The opposite arm against operation side was used for neuromuscular monitoring and attached to armboard of TOF-Watch®. Each study drug was administrated to the patient and timer was started with T1/T4 ratio monitoring. The surface electrodes of ulnar nerve placed at the wrist and Train-of-four (TOF) stimulation was used as setting of supramaximal square wave impulses with 200μs duration, 2 Hz per 12sec. The investigators checked times to TOF ratio=0 (Onset), 1st TOF ratio>25% (Duration 25%) and TOF 25-75% (Recovery Index), recovery time of 90% (TOF 25-90%) under total i.v. anesthesia (TIVA). Also the investigators checked the rate of additional rescue dose administrated with 10% of initial NMBAs dose, operation time from incision to surgical wound dressing, anesthesia time from entering to going out the operation room. Body temperature was maintained above 35°C using warm air blanket. The arterial pressure cuff was placed on the opposite arm against TOF monitoring.
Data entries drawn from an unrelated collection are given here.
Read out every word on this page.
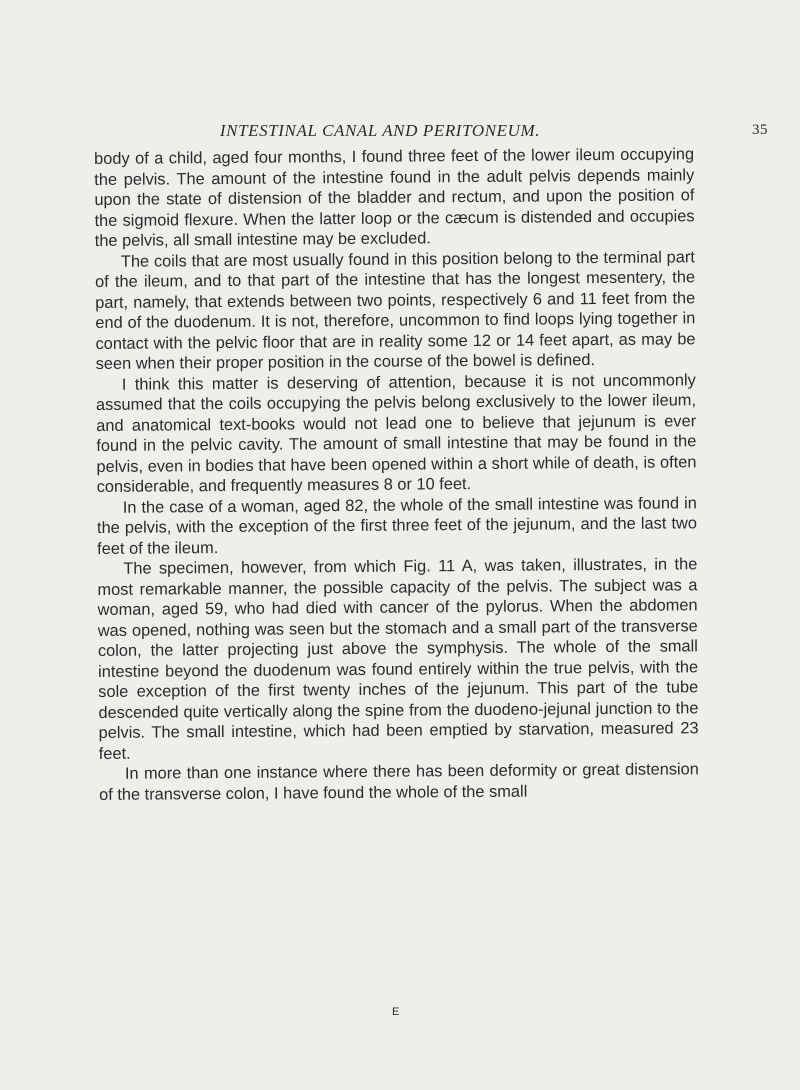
INTESTINAL CANAL AND PERITONEUM.	35

body of a child, aged four months, I found three feet of the lower ileum occupying the pelvis. The amount of the intestine found in the adult pelvis depends mainly upon the state of distension of the bladder and rectum, and upon the position of the sigmoid flexure. When the latter loop or the cæcum is distended and occupies the pelvis, all small intestine may be excluded.

The coils that are most usually found in this position belong to the terminal part of the ileum, and to that part of the intestine that has the longest mesentery, the part, namely, that extends between two points, respectively 6 and 11 feet from the end of the duodenum. It is not, therefore, uncommon to find loops lying together in contact with the pelvic floor that are in reality some 12 or 14 feet apart, as may be seen when their proper position in the course of the bowel is defined.

I think this matter is deserving of attention, because it is not uncommonly assumed that the coils occupying the pelvis belong exclusively to the lower ileum, and anatomical text-books would not lead one to believe that jejunum is ever found in the pelvic cavity. The amount of small intestine that may be found in the pelvis, even in bodies that have been opened within a short while of death, is often considerable, and frequently measures 8 or 10 feet.

In the case of a woman, aged 82, the whole of the small intestine was found in the pelvis, with the exception of the first three feet of the jejunum, and the last two feet of the ileum.

The specimen, however, from which Fig. 11 A, was taken, illustrates, in the most remarkable manner, the possible capacity of the pelvis. The subject was a woman, aged 59, who had died with cancer of the pylorus. When the abdomen was opened, nothing was seen but the stomach and a small part of the transverse colon, the latter projecting just above the symphysis. The whole of the small intestine beyond the duodenum was found entirely within the true pelvis, with the sole exception of the first twenty inches of the jejunum. This part of the tube descended quite vertically along the spine from the duodeno-jejunal junction to the pelvis. The small intestine, which had been emptied by starvation, measured 23 feet.

In more than one instance where there has been deformity or great distension of the transverse colon, I have found the whole of the small

E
Adverse Events and Management:
In all patients, anesthesia level was assessed based on a BIS score of 40-60. Moderate hypertension (>120% of baseline) or hypotension (<80% of baseline) was treated by increasing or decreasing rate of propofol infusion with fluid supplement. Severe hemodynamic change (systolic pressure < 90 mmHg or > 200 mmHg) was controlled by intravenous (IV) administration of phenylephrine 50 mcg or nicardipine 250 mcg repeatedly until being hemodynamic stable status. Unexpectedly, when hiccup or self-contained respiration was showed, additional rescue dose of NMBAs was administrated to the patient even though T1/T4 ratio was lower than 25%.
Statistical Analysis:
All data are expressed as means ± standard deviations (SDs), numbers (percentages), or medians (upper and lower quartiles), as appropriate. Data between the groups were compared using the χ2 test, Fisher exact test, independent t test, or the Mann-Whitney U test, as appropriate. To assess data normality, the Kolmogorov-Smirnov test was performed on the data set. According to a preliminary study, 24 patients would be required in each group with a power of 0.9 and a type I error of 0.05. Factoring in a drop-out rate of 10%, the investigators calculated that 27 patients would be required for each group. All statistical analyses were performed with the SPSS 18.0 (SPSS Inc., Chicago, IL, USA) program. A P value <0.05 was considered statistically significant.